The relativistic Lagrangian for a free particle is given by the following equation. $$ L = -mc^2\sqrt{1-\frac{v^2}{c^2}} = \frac{-mc^2}{\dot{X}^0},\tag{1} $$ where dot means differentiation with respect to the proper time. The $i^{th}$ component of momentum is given by ($i=1, 2, 3$), $$ P_{i} = \frac{\partial L}{\partial \dot{X^{i}}}.\tag{2} $$

This definition works perfectly fine for the 3 spatial components of relativistic momentum and gives $$P_{i} = m\dot{X^{i}}.\tag{3}$$

However, for the time component of 4-momentum, Susskind uses the relativistic Hamiltonian to derive $$P_{0} = m\dot{X^{0}}.\tag{4}$$

I am aware that the time component of 4-momentum corresponds to the energy, but I would like to know why we can't use the Lagrangian definition: $$P_{0} = \frac{\partial L}{\partial \dot{X^{0}}}\tag{5}$$ here.

I am new to this subject and would be really grateful for any help or insights.

Answer 1

That's a good question.

1. Note first of all that it is inconsistent to use proper time $\tau$ as the world-line (WL) parameter $\lambda$ for the principle of stationary action (PSA). The point is that the WL parameter $\lambda$ is never varied in the PSA, but the action $S$ happens to be proportional to $\tau$, which we are trying to maximize. In particular, the rightmost expression $-m_0c^2\left(\frac{dx^{0}}{d\tau}\right)^{-1}$ in OP's eq. (1) cannot be used as an off-shell formula for the Lagrangian $L$, although correct in value. The same issue is discussed in my Phys.SE answers here & here using slightly different words.

2. In Ref. 1 the WL parameter $\lambda=t\equiv \frac{x^0}{c}$ is instead the laboratory time, i.e. it uses the static gauge where $\dot{x}^0=c$. (In this answer dot means differentiation wrt. $\lambda$.) Conceptually this is the easiest route. However, this destroys manifest (but not actual) Lorentz covariance, so the derivative $\frac{\partial L}{\partial \dot{x}^0}$ does not make sense. Ref. 1 therefore obtains the 0-component $p_0$ in a roundabout manner, which is equivalent to my Phys.SE answer here.

3. Finally, let us return to OP's question: Yes, there exists a manifest Lorentz covariant formulation where $p_0=\frac{\partial L}{\partial \dot{x}^0}$, but it involves gauge symmetry and constraints, and is conceptually more challenging, cf. e.g. my Phys.SE answers here & here.

References:

1. L. Susskind & A. Friedman, Special Relativity and Classical Field Theory: The Theoretical Minimum, 2017; p. 102-106.

Answer 2

$X_i$ is being differentiated with respect to the proper time $X_0$ only.

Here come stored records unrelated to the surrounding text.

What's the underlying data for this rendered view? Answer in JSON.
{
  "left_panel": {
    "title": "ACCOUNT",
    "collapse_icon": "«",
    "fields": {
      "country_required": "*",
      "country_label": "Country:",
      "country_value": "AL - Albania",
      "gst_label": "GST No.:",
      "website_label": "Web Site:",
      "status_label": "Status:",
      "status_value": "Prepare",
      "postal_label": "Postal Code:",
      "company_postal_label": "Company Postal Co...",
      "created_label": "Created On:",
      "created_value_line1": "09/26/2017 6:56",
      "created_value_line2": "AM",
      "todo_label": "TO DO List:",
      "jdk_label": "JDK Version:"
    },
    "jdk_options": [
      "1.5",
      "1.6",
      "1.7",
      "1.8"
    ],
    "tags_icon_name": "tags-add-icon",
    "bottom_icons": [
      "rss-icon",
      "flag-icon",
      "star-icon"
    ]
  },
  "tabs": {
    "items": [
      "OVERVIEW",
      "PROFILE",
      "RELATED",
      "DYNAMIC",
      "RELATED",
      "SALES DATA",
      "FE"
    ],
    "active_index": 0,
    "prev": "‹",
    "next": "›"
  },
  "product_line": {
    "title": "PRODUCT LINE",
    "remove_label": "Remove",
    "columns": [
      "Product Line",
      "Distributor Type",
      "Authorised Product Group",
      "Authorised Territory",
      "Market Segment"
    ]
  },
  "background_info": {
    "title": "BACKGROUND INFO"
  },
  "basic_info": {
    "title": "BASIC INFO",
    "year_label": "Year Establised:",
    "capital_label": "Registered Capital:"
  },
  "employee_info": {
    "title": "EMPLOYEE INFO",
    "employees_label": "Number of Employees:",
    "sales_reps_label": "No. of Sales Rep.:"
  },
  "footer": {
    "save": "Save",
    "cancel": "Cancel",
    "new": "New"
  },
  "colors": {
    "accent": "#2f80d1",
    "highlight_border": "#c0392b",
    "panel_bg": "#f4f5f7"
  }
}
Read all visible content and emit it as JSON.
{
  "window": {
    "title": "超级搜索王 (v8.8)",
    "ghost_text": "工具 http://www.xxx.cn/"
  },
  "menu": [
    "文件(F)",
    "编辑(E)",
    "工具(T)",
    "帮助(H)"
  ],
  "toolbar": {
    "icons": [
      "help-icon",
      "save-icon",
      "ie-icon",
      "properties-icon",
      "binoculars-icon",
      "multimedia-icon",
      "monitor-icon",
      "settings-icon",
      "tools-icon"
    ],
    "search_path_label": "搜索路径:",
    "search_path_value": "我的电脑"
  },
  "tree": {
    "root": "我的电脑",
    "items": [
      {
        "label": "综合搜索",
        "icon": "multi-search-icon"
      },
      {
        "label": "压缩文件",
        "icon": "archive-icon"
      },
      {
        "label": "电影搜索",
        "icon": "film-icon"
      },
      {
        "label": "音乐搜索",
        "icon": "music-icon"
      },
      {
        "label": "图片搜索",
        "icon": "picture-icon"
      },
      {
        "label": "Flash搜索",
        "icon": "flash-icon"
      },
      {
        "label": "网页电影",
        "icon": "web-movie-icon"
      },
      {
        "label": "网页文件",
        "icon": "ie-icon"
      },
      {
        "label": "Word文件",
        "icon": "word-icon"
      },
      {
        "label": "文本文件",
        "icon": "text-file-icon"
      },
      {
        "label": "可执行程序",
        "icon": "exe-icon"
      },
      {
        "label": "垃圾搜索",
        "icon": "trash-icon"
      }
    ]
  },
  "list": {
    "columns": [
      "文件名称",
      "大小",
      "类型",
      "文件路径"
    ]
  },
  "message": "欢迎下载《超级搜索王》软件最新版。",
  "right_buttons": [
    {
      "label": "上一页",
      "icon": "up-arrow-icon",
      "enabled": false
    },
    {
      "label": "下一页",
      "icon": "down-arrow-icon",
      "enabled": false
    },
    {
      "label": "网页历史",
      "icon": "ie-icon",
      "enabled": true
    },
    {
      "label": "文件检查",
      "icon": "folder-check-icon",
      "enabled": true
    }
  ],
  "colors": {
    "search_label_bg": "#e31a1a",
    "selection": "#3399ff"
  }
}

So if you consider the derivative of $X_0$ with respect to $X_0$, that's one, and hence $d(\dot{X_0})$ is identically zero! However, if you wish to use the Lagrangian only to calculate energy, you can appeal to Noether's theorem and calculate the Noether's charge corresponding to time translations. I hope this helps.